One of my professors in university saw me reading Starship Troopers right after the movie came out and asked me if I knew what it was really about. I proudly told him that Heinlein was obviously parodying facism and making fun of military culture and that these subtleties went straight over the director's head when the movie was made. The professor then pointed out to me that Heinlein was in actual fact being critical of democracy and making a point that nobody deserves a vote purely because of automatic citizenship due to birth. This kind of blew my mind because it was so at odds with the way that democracy works in our country. Heinlein was American himself, so I don't know where he came up with this believe and then managed to hide it so cleverly in his book that nobody else appears to have picked up on it.
Mary Shelley's Frankenstein has been one of those books for me. Everyone I ask describes it as a book that warns people away from playing god and trying to create life, but that's not how I see it at all. To me it is a very pro scientific story that only cautions people to take responsibility for their actions instead of running away from them. Not many seem to share that viewpoint and that's ok with me.

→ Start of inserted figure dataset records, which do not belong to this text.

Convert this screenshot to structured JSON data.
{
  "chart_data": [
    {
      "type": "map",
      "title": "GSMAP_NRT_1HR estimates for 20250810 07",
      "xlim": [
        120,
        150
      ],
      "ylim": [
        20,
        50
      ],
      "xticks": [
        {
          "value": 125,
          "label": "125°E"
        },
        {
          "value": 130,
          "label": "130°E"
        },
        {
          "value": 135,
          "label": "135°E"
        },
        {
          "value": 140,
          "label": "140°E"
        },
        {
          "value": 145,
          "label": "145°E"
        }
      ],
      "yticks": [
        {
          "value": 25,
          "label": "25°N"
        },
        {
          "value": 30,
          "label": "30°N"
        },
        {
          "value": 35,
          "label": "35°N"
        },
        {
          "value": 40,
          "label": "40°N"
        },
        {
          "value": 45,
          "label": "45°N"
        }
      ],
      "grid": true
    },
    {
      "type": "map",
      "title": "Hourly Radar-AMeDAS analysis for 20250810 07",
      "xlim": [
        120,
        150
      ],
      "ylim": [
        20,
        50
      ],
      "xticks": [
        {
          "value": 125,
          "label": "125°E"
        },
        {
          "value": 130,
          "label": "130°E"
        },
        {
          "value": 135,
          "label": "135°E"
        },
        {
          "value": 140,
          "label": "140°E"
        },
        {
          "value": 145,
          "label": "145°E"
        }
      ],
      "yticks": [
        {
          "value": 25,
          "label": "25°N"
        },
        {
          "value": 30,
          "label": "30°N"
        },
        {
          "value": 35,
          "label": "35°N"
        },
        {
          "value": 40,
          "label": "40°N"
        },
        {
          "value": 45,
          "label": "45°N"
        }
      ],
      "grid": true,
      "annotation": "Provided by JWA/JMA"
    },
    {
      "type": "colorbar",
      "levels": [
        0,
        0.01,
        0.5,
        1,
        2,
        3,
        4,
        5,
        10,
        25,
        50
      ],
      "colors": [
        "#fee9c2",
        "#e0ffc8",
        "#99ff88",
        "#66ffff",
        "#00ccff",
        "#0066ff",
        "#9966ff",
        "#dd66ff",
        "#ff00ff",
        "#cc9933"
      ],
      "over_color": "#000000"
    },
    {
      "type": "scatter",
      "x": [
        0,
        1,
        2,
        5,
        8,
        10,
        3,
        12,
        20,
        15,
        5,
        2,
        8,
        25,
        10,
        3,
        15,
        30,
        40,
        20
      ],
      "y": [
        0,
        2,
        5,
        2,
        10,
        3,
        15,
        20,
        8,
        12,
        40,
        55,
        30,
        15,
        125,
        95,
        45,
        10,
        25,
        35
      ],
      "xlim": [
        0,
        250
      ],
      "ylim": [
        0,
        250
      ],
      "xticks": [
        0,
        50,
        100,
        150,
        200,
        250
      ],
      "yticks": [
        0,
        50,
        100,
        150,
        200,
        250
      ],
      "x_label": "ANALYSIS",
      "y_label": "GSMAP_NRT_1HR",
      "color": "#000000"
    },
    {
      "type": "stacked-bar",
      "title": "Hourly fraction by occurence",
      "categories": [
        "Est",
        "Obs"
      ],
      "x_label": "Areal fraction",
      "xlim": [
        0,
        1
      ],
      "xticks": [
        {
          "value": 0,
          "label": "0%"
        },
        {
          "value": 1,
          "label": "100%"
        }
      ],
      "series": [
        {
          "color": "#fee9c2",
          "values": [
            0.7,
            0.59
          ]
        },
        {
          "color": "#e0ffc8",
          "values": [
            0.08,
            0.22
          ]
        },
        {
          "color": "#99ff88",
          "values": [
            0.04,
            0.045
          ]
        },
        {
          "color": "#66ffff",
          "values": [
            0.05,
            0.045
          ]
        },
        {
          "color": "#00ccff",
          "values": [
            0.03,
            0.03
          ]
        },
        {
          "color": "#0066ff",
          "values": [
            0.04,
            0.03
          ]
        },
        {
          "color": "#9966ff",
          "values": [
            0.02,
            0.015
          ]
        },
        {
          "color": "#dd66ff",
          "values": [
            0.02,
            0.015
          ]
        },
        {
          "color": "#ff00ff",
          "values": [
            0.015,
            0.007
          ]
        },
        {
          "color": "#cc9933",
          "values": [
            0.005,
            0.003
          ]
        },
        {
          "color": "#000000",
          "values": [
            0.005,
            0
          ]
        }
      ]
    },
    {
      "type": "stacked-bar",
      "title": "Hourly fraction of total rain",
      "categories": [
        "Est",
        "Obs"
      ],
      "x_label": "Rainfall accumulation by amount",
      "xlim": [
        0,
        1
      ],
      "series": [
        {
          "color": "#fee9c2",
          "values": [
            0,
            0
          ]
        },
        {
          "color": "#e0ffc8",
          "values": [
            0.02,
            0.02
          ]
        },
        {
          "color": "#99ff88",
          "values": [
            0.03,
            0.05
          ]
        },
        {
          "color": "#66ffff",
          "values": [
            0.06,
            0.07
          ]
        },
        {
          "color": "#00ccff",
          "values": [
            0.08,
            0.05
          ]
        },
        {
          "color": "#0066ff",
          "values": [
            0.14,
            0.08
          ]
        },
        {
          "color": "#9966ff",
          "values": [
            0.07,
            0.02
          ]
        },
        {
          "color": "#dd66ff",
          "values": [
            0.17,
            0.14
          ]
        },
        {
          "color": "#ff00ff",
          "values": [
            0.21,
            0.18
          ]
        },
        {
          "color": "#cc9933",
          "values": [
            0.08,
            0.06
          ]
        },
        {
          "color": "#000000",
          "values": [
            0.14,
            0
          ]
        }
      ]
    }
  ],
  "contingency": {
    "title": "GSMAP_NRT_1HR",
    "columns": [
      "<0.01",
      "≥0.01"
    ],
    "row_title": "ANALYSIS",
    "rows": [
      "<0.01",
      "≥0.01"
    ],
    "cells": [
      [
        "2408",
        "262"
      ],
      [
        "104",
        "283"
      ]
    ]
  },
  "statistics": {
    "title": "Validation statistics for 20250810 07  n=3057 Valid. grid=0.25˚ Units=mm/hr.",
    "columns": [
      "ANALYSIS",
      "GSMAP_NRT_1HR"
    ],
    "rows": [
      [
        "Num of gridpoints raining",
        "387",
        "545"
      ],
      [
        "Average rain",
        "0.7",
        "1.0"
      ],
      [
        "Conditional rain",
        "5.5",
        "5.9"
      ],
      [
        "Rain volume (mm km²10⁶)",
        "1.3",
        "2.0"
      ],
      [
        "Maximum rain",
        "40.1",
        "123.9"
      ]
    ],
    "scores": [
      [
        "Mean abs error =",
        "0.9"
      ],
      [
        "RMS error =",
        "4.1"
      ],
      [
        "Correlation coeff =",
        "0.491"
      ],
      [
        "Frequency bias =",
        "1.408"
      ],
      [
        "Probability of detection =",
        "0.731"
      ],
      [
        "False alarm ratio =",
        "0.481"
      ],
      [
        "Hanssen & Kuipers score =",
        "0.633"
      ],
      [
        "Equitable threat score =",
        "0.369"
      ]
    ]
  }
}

I'm shocked that people all appear to think that The Handmaid's Tale is just a simplistic feminist story telling people that all men are evil. If you read the book it is very clear that yes, there are evil men in the world, but they are helped by equally evil women who have no qualms oppressing their sisters for their own gain. To me this makes the story even more chilling, but it sometimes feels like I'm the only one reading too much into this book.
I'm not going to go into too much detail here because I'm tired and it's late, but it continually irks me how many people completely misunderstood The Prince by Machiavelli. The author was trolling people long before the word even existed and everyone still falls for it to this very day.